Et puis, parmi les spectateurs, il y a les autres. D'abord, ceux qui atterrissent par hasard dans la salle et qui, comme pour ce film, la quittent à la moitié du film, non pas parce qu'ils s'ennuient ( mais ça reste à vérifier) mais uniquement parce que l'apparition de ce qui ressemble à un carton de générique surgit à l'écran, leur intimant illico de claquer le siège et enfiler leur doudoune! Les sots ! Ils ne savent pas que c'est une facétie du maître qui en fait annonce une deuxième version de l'histoire. ( ok, faut deviner ou lire le coréen, mais là faut pas demander l'impossible !)
Ensuite, il y a ceux, comme moi, qui se sont préparés mentalement à cette projection, qui ont ingurgité leur TéléramaInrocksMondeetLibé, médication absolument indispensable pour profiter pleinement des sous-entendus qu'un lait/banane avalé dans le temple de la bénédiction peut engendrer comme références érotiques et comme sous texte dans un cheminement créatif hors norme. Là, ils apprécient les longues minauderies d'une jeune peintre un peu timide voire un poil niaises, les atermoiements d'un quarantenaire qui drague gentiment pour ne pas effaroucher sa proie, tout cela en longs plans fixes et avec boissons de plus en plus alcoolisées au fur et à mesure que les lieux s'enchaînent ( lentement,je vous rassure, nous sommes chez un AUTEUR). Ils s'ennuient discrètement, appréciant de temps en temps un joli plan sur la frêle nuque de la gracieuse actrice, s'agaçant de cet acteur qui remet toujours en place son improbable mèche post adolescente dès qu'il a dit une fadaise qui ne fait rire que lui, se barreraient bien après la longuette première partie bien plate. Mais, eux ils ont pris leur potion de critiques et savent que tout le sel a été mis dans la deuxième partie. Et ils ont raison au final. Les variations proposées dans cette deuxième version plus vraie, plus honnête, plus ouvertement sexuelle (mais je ne dirai pas s'ils sortiront leur préservatif à la fin) s'avère bien plus amusante, intrigante et ludique.
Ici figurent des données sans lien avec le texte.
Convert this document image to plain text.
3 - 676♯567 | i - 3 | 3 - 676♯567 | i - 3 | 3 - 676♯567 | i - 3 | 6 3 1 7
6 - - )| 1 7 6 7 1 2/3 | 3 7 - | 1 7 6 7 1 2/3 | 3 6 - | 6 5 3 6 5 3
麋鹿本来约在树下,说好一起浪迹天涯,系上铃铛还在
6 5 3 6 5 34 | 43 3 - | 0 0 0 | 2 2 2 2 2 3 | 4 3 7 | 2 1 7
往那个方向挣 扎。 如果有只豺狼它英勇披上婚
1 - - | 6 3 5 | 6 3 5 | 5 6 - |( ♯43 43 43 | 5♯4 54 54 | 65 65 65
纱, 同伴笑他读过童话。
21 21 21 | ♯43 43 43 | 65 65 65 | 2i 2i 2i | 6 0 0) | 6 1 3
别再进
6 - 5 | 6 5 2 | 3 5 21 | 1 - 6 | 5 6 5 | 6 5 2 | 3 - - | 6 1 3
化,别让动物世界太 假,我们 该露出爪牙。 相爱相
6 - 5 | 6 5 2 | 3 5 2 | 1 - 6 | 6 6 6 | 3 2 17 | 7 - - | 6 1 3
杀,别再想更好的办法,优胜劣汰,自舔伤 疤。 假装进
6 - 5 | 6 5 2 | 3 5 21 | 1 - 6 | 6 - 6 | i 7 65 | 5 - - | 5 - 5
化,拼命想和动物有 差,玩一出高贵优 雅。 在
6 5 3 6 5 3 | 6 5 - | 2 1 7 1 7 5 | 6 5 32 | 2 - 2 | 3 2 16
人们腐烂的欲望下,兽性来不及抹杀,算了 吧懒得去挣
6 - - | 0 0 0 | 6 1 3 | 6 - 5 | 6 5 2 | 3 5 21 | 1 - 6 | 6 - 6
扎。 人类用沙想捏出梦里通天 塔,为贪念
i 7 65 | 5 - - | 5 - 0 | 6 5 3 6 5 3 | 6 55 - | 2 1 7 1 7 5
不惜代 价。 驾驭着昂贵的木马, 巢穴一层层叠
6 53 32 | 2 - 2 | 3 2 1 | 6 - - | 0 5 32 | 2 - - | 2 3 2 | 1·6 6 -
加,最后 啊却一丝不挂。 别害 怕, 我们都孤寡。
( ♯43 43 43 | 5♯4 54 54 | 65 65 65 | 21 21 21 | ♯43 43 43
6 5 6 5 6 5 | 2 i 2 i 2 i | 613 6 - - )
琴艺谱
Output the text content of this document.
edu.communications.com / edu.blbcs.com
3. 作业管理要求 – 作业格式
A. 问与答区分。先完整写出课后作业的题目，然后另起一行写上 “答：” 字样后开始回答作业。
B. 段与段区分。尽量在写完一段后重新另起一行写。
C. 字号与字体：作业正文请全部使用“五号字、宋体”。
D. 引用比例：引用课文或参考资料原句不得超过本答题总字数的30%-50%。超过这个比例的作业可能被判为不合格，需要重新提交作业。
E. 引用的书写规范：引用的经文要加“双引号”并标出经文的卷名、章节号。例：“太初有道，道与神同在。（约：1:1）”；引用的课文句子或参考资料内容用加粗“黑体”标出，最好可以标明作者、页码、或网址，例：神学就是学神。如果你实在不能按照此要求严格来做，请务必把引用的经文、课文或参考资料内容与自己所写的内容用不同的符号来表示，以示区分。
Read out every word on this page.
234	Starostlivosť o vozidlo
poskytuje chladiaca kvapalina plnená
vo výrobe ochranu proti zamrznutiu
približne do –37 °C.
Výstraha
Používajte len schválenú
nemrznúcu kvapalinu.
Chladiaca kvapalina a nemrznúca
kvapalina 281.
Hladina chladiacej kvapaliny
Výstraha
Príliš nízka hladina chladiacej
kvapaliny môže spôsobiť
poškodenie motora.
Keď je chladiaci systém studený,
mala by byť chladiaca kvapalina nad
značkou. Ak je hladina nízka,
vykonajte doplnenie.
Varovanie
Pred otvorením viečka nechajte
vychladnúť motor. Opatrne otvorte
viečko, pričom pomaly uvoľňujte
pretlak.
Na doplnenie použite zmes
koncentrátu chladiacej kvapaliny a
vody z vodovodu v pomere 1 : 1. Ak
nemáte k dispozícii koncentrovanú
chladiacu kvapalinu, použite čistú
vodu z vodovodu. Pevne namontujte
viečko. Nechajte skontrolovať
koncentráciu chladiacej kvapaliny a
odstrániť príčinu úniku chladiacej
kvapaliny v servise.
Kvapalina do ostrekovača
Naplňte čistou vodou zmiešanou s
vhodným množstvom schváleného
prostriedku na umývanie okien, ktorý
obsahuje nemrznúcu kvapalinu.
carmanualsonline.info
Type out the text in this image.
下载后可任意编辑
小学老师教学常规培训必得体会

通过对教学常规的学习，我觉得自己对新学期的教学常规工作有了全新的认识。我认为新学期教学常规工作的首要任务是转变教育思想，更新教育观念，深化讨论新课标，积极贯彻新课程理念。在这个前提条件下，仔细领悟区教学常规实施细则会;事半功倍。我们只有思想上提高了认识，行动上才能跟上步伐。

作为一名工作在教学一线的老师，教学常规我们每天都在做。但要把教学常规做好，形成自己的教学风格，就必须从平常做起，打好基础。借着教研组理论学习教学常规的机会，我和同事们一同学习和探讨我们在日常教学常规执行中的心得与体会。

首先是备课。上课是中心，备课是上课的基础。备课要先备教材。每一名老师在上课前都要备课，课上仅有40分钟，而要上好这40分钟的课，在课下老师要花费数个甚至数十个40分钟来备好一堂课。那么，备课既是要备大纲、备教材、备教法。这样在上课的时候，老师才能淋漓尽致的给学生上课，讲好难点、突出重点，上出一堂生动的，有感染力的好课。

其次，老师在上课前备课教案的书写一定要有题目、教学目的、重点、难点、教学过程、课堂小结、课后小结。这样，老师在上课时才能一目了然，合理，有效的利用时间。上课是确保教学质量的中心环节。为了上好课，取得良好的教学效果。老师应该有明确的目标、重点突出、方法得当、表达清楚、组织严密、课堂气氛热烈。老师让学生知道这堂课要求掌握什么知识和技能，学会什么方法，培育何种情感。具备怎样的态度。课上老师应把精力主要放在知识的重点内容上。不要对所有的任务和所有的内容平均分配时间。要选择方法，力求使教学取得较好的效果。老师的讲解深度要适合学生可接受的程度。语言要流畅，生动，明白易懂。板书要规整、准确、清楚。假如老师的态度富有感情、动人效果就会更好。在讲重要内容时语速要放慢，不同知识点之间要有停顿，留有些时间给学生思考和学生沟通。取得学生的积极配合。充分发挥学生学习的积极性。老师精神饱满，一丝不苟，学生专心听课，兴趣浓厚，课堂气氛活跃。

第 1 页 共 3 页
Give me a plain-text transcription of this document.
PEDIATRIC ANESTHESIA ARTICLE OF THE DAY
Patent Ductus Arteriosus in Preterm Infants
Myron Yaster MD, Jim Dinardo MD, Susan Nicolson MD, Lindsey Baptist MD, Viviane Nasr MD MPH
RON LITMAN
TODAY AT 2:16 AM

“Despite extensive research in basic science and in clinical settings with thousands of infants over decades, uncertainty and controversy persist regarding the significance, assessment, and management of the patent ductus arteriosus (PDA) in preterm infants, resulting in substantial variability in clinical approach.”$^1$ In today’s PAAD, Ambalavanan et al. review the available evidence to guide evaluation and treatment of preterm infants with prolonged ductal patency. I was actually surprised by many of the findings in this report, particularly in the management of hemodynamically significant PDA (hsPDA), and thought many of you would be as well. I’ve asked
On peut quasiment jouer au jeu des erreurs en comparant des plans quasi identiques où juste un ou deux détails ont été changés, indiquant de manière subtiles les sentiments des protagonistes. C'est plus enlevé, plus frais, plus réel, sans pour autant atteindre la verve d'un "Smoking/No smoking".
Pour conclure, je dirai que c'est nettement plus réussi que ses précédentes productions car plus lisible. La délicatesse de sa mise en scène met bien en avant les sentiments, les enjeux amoureux et humains et cette volonté très théorique de refaire le quasi même film d'année en année ne noie pas trop son pari émotionnel. Je n'irai pas par contre hurler mon bonheur, car tout cela se regarde avec un léger ennui teinté d'un certain scepticisme.


mardi 16 février 2016

Crache coeur de Julia Kowalski


Un premier film et encore une histoire d'adolescence comme si les jeunes réalisateurs(trices) désiraient régler quelques comptes avec cet état pas si lointain de leur vie. Si l'on ne regarde que les réalisatrices, de Diane Kurys  ( Diabolo menthe) à Céline Sciamma ( Naissance des pieuvres) en passant par, au hasard, Delphine et Muriel Coulin (17 filles), on a parfois l'impression que c'est un passage obligé pour entrer en cinéma. On peut effectivement penser qu'un regard presque neuf sur le sujet, et qui plus est féminin, paraîtra plus crédible que celui d'un vieux barbon dont l'image en sera au mieux fantasmée au pire vaguement libidineuse. Le problème est de pouvoir encore apporter un angle jusque là ignoré ou faire état d'une situation nouvelle ou même tout simplement d'avoir un vrai regard de cinéaste. 
"Crache coeur" est un triangle presque amoureux entre Rose, une jeune fille d'origine polonaise, un ouvrier totalement polonais travaillant chez elle et le fils de ce dernier, élève dans le même lycée que l'adolescente. Entre frustration sexuelle et sentiment de rejet inéluctable, Rose va avaler quelques couleuvres mais va avancer, vaillante soldate, pour que ses désirs deviennent réalités. Un peu manipulatrice, voire teigneuse, elle tissera, parfois maladroitement, sa toile, mais arrivera à faire sortir, cracher peut être, ses sentiments. 
"Crache coeur" apporte-t-il une nouvelle pierre essentielle à cet édifice de l'adolescence au cinéma ? Sans doute pas. Le film, que l'on sent maîtrisé à l'extrême, pâtit un peu de son application. Si le fond est totalement convaincant quant à la juste vision de son personnage principal, ni stéréotypé, ni trop romanesque, la forme adoptée l'est un peu moins. Hésitant entre un réalisme social rendu sombre par une image assez terne et une volonté un peu factice de ne pas ancrer son histoire dans une époque bien précise, le film claudique un peu dans sa narration rendue un poil trop raide. L'adolescente bouillonne intérieurement mais à l'écran, il n'y a qu'elle ! Autour, tout est un peu engourdi ( ok on est en hiver ...) voire empesé, souligné par une mise en scène qui manque de dynamisme. 
On appréciera toutefois, une jeune comédienne boudeuse mais convaincante, loin des clichés habituels de l'adolescente. Rien que pour cela et aussi pour ce premier essai qui révèle un joli regard, on pourra s'aventurer dans les salles qui le projettent. 





vendredi 12 février 2016

Christine and the Queens - Here feat. Booba (Clip Officiel)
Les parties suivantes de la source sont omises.